Speaking to the Allentown Music Examiner, Wilton was asked when fans can expect a resolution of the legal case involving the two versions of QUEENSRŸCHE. “That’s coming up,” Wilton said. “What I can say is that both sides have reached an amicable settlement and it’s now just a matter of time. There will be an official press release, but for now, you’ll have to wait.”
Wilton also revealed that the Todd La Torre-fronted version of QUEENSRŸCHE is continuing work on material for the follow-up to last year’s self-titled effort. “We’ve already begun the process for the next album,” he said. “We have probably six songs demoed so far. We’re taking it in a direction suited to what we do as QUEENSRŸCHE but maybe a little more progressive and heavier. The thing is, you never know what you really have until it’s complete. It’s like carving a piece of clay and seeing how it turns out. You peel off the layers until you get to something really cool.”
Tate and his wife, Susan, QUEENSRŸCHE‘s former manager, filed a lawsuit in June 2012 asking the judge to award them the rights to the band’s name in exchange for Tate paying Eddie Jackson (bass), Michael Wilton (guitar) and Scott Rockenfield (drums) the fair market value for their interests in the QUEENSRŸCHE companies. Wilton, Rockenfield and Jackson filed a countersuit against the Tates in which they accused Geoff of creative obstruction and violent behavior, and Susan Tate of questionable business practices.

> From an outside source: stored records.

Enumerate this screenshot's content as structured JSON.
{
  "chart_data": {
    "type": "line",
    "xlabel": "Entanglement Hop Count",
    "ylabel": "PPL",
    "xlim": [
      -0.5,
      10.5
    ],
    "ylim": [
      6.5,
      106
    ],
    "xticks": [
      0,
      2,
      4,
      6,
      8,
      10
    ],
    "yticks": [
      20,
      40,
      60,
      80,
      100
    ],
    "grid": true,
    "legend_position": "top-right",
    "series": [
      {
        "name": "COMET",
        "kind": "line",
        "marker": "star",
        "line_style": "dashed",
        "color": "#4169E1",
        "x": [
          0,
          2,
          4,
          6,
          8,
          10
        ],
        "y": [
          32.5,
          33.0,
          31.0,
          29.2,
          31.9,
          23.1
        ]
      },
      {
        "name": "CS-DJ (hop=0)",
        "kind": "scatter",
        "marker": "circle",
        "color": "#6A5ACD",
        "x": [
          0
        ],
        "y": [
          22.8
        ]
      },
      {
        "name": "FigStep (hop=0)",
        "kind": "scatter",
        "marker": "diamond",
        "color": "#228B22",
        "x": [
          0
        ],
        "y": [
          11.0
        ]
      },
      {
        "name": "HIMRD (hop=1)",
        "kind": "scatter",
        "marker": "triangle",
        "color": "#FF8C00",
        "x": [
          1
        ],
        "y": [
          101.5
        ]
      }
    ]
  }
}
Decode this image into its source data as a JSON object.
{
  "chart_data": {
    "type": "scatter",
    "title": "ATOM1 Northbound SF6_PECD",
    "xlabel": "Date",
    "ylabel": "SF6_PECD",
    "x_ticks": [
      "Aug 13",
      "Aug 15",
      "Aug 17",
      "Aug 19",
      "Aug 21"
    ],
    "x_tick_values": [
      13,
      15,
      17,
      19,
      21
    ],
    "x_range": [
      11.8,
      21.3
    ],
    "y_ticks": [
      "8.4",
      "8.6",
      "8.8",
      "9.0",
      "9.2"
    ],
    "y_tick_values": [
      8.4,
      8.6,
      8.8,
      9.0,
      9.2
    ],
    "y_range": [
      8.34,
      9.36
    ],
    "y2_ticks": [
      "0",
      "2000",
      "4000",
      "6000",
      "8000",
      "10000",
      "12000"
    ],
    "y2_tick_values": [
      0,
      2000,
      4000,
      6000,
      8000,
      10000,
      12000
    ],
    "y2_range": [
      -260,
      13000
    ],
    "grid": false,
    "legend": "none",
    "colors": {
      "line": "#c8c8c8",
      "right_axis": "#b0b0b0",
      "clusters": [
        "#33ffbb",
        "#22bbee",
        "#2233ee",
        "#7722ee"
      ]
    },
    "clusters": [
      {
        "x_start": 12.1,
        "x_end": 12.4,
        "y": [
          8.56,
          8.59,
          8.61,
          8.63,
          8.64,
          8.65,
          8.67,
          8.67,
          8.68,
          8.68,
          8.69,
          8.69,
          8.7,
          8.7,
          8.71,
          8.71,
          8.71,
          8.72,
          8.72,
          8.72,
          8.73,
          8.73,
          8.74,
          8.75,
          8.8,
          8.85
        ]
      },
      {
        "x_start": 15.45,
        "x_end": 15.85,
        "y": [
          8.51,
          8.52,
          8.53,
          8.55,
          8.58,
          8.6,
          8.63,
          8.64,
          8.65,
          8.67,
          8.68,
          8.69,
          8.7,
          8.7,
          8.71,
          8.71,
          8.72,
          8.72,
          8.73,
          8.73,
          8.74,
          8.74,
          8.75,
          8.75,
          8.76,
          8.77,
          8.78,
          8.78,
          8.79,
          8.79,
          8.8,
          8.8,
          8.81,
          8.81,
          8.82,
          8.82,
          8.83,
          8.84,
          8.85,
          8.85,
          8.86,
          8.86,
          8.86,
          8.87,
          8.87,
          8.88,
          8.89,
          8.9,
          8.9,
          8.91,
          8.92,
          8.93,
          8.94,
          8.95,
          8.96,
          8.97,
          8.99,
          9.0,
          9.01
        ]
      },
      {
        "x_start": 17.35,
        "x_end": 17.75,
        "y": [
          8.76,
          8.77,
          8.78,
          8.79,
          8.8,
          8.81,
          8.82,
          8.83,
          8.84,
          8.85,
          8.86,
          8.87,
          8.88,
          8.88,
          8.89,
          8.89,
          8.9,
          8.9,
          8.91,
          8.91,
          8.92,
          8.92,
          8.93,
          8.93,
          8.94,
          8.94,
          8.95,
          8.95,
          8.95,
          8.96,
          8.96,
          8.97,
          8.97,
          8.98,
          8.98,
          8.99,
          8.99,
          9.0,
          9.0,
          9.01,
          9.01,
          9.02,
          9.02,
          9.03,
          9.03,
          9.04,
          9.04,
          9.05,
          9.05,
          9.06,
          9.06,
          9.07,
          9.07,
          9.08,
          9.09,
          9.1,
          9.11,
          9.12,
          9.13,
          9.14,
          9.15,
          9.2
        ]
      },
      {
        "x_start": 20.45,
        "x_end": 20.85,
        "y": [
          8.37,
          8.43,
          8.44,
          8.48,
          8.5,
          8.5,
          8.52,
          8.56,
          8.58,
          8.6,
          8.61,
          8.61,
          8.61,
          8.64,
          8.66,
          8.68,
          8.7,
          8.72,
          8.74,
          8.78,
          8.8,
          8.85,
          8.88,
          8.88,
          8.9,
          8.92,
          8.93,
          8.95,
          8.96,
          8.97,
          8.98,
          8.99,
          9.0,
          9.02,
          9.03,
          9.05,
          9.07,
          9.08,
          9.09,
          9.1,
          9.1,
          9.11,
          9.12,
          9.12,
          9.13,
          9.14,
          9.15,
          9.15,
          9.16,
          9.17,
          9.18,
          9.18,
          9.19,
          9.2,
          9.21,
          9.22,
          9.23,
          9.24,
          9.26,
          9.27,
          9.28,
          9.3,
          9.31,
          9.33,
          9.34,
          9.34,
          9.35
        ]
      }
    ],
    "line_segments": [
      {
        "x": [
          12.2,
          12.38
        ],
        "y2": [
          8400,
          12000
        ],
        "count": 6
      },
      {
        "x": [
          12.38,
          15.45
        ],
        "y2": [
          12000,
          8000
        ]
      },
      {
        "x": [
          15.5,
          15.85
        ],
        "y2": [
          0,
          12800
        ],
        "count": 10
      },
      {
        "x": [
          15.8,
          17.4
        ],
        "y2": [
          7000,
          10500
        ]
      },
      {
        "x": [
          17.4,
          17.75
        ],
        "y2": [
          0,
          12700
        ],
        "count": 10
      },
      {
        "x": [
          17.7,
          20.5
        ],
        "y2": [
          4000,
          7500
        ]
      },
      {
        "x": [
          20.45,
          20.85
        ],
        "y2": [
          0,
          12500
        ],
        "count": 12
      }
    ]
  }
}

While ruling against Tate, the presiding judge determined that there was no legal hurdle in Tate also using the name with an all-new lineup of musicians. “I don’t see any reason that Mr. Tate can’t have the benefit, if he gets other members, of whatever name he uses of using the brand,” Superior Court Judge Carol A. Schapira said during the July 13, 2012 court hearing. “I think [doing that would be] inherently confusing, although I’m sure the market can get these things sorted out,” she added.
Wilton, Rockenfield and Jackson last year accused Geoff Tate of “continu[ing] to harm the QUEENSRŸCHE brand” since the Tates‘ original lawsuit was filed in June 2012. In a court document, they wrote: “The newest self-titled QUEENSRŸCHE CD release by the [Todd La Torre-fronted version of the band] entered the U.S. charts at #23 and continues to get 9-out-of-10-star reviews and is still selling very well on a weekly basis around the globe. In comparison, Geoff Tate released his own QUEENSRŸCHE CD in April of  titled ‘Frequency Unknown’ and depicted as F.U. on the cover, which entered the charts at #82, received very bad reviews around the world, and has slowed to almost no more weekly sales. [The Todd La Torre-fronted version of QUEENSRŸCHE‘s] new CD even outperformed the last two CDs of them with Geoff Tate, selling more in a month than the ‘Dedicated to Chaos’ CD has since its release in 2010, and charting much better than both that album and the previous one, ‘American Soldier’. Thus, the return to the classic sound [Tate‘s former] bandmates have made with the new CD and live shows has been met with overwhelming success.”
They added: “Geoff Tate also chose very poorly in hiring live musicians that have shown that they are not capable of representing the correct performances of the QUEENSRŸCHE music legacy, and he was constantly replacing them. He has been offering his low-quality version of QUEENSRŸCHE to the promoters at a much reduced rate, as low as $10,000 per night, when, in fact, [his former] bandmates have done their best to keep the authorized QUEENSRŸCHE at an average of well over $20,000 per show this entire year. However, this becomes harder and harder with Geoff Tate‘s sub-par band and cut-rate pricing that continues to be damaging to the QUEENSRŸCHE brand and legacy no matter who ultimately wins control after trial.”
In an interview with The Oakland Press, Rockenfield said said that “negotiations are ongoing between Tate and the singer’s former bandmates and “there’s still time for anything to happen between now and [the start of the trial].”
“I think our confidence is pretty high,” Scott said. “There’s a lot of legal stuff you have to deal with, but we just feel good and look at it as a light at the end of the tunnel and keep playing shows and making music. I think when you do that, the right decision will be made in time.”